Recentemente, la Securities and Exchange Commission (SEC) degli Stati Uniti ha sanzionato il programma di staking della società Kraken per aver violato le leggi sui titoli. La sanzione è culminata in una multa di 50 milioni di dollari e nella chiusura del programma.
L’intervento del regolatore statunitense, considerato da molti ingiusto, ha scatenato diverse reazioni nella comunità crypto. Tra questi, quello del leader dello sviluppo di Cardano, Charles Hoskinson.
Durante una trasmissione, Hoskinson ha proposto un nuovo modello di staking che, sebbene cambierebbe il modo in cui questa pratica si è sviluppata nel settore delle criptovalute, aiuterebbe a soddisfare i requisiti normativi per mitigare il rischio di controllo da parte dell’agenzia e potenziali sanzioni.
Cos'è il contingent staking di cui ha parlato Charles Hoskinson?
La proposta presentata da Charles Hoskinson consiste nel fare ciò che ha chiesto “Staking contingente”.
Hoskinson ha spiegato che questo modello di staking integrerebbe un processo di verifica come KYC (Know Your Customer), per conformarsi ai requisiti e alle pratiche "conosci il tuo cliente". Ciò sarebbe possibile implementando la certificazione bilaterale, ha spiegato Hoskinson, dove sia l'utente o staker che il gestore di una piattaforma o staking pool devono firmare le operazioni prima che vengano elaborate.
Il modello di staking proposto dallo sviluppatore Cardano escogita un'alternativa per soddisfare parzialmente i requisiti richiesti dai regolatori del settore delle criptovalute.

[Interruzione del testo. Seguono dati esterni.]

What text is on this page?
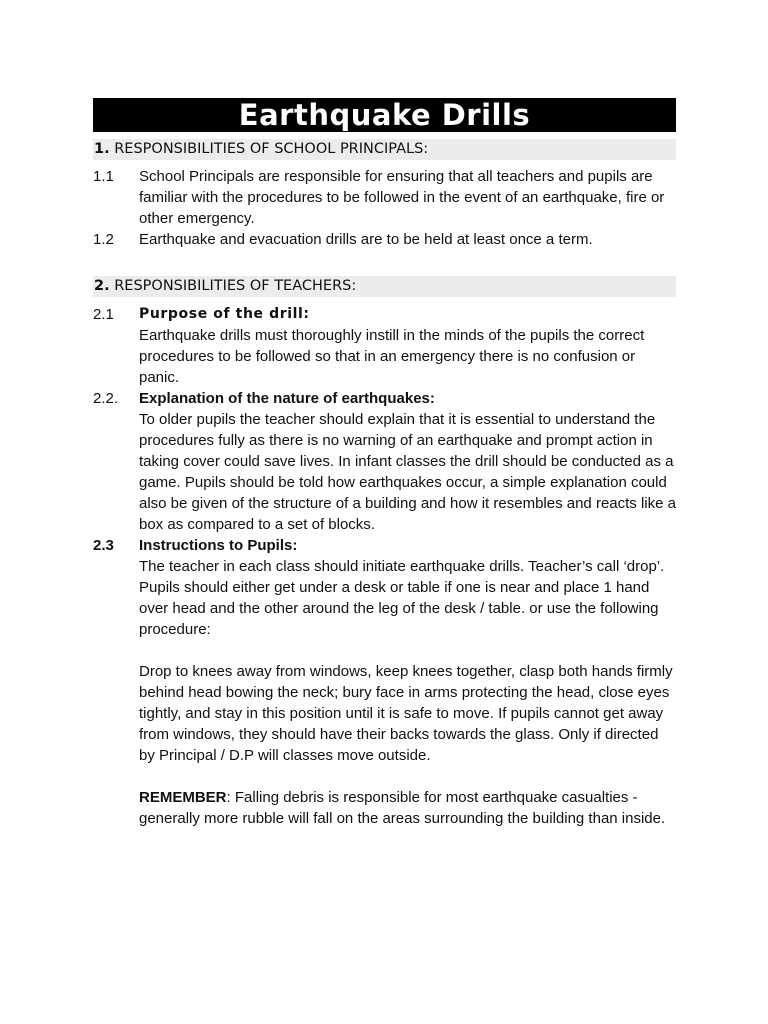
Earthquake Drills
1. RESPONSIBILITIES OF SCHOOL PRINCIPALS:
1.1 School Principals are responsible for ensuring that all teachers and pupils are familiar with the procedures to be followed in the event of an earthquake, fire or other emergency.

1.2 Earthquake and evacuation drills are to be held at least once a term.

2. RESPONSIBILITIES OF TEACHERS:
2.1 Purpose of the drill:

Earthquake drills must thoroughly instill in the minds of the pupils the correct procedures to be followed so that in an emergency there is no confusion or panic.

2.2. Explanation of the nature of earthquakes:

To older pupils the teacher should explain that it is essential to understand the procedures fully as there is no warning of an earthquake and prompt action in taking cover could save lives. In infant classes the drill should be conducted as a game. Pupils should be told how earthquakes occur, a simple explanation could also be given of the structure of a building and how it resembles and reacts like a box as compared to a set of blocks.

2.3 Instructions to Pupils:

The teacher in each class should initiate earthquake drills. Teacher’s call ‘drop’. Pupils should either get under a desk or table if one is near and place 1 hand over head and the other around the leg of the desk / table. or use the following procedure:

Drop to knees away from windows, keep knees together, clasp both hands firmly behind head bowing the neck; bury face in arms protecting the head, close eyes tightly, and stay in this position until it is safe to move. If pupils cannot get away from windows, they should have their backs towards the glass. Only if directed by Principal / D.P will classes move outside.

REMEMBER: Falling debris is responsible for most earthquake casualties -generally more rubble will fall on the areas surrounding the building than inside.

Ma come previsto, in un ecosistema in cui si promuovono decentralizzazione e libertà, anche il modello di staking proposto da Hoskinson ha generato polemiche.
Il rifiuto da parte della comunità cripto del modello di picchettamento di Hoskinson
La balena di Cardano “ADA Whale” ha commentato che il modello di picchettamento di Hoskinson aprirebbe la possibilità di respingere le persone che vivono o provengono da paesi sanzionati dall'Ufficio di controllo dei beni esteri degli Stati Uniti (OFAC).
Il creatore di contenuti noto come “Liberlion” opinato sul modello Contingent Staking, indicando che questo è percepito come una cattiva idea. "Non è pubblico, non è senza autorizzazione", ha commentato l'utente.
Altri investitori in criptovalute ritengono inoltre che il Contingent Staking possa svantaggiare gli staking che non forniscono la registrazione KYC, consentirebbe agli operatori di staking pool di accettare o rifiutare arbitrariamente la partecipazione degli utenti e uccidere gran parte dei Qual è il concetto di staking stessa.
D'altra parte, Calvins Brew, leader dell'ingegneria di SundaeSwap, ha difeso la necessità di creare un documento che spieghi in dettaglio il modello Contingent Staking, poiché molte persone fanno solo supposizioni su ciò che questo modello comporterebbe senza comprenderne il significato, ha commentato.
Hoskinson difende anche il modello come un’interessante alternativa che la comunità Cardano potrebbe sviluppare e valutare.
Commenti di Brian Armstrong
Il CEO di Coinbase Brian Armstrong ha commentato il controllo normativo che la SEC ha esercitato su Kraken.
In un post, Armstrong ha spiegato le ragioni del servizio di staking di criptovalute offerto dalla sua azienda non è un valore e, pertanto, non dovrebbero essere regolamentati dalle leggi sui titoli degli Stati Uniti. Inoltre, Armstrong ha ricordato alle autorità di regolamentazione che imporre requisiti aggressivi ai servizi principali del settore delle criptovalute non farà altro che spingere gli investitori verso piattaforme straniere non regolamentate.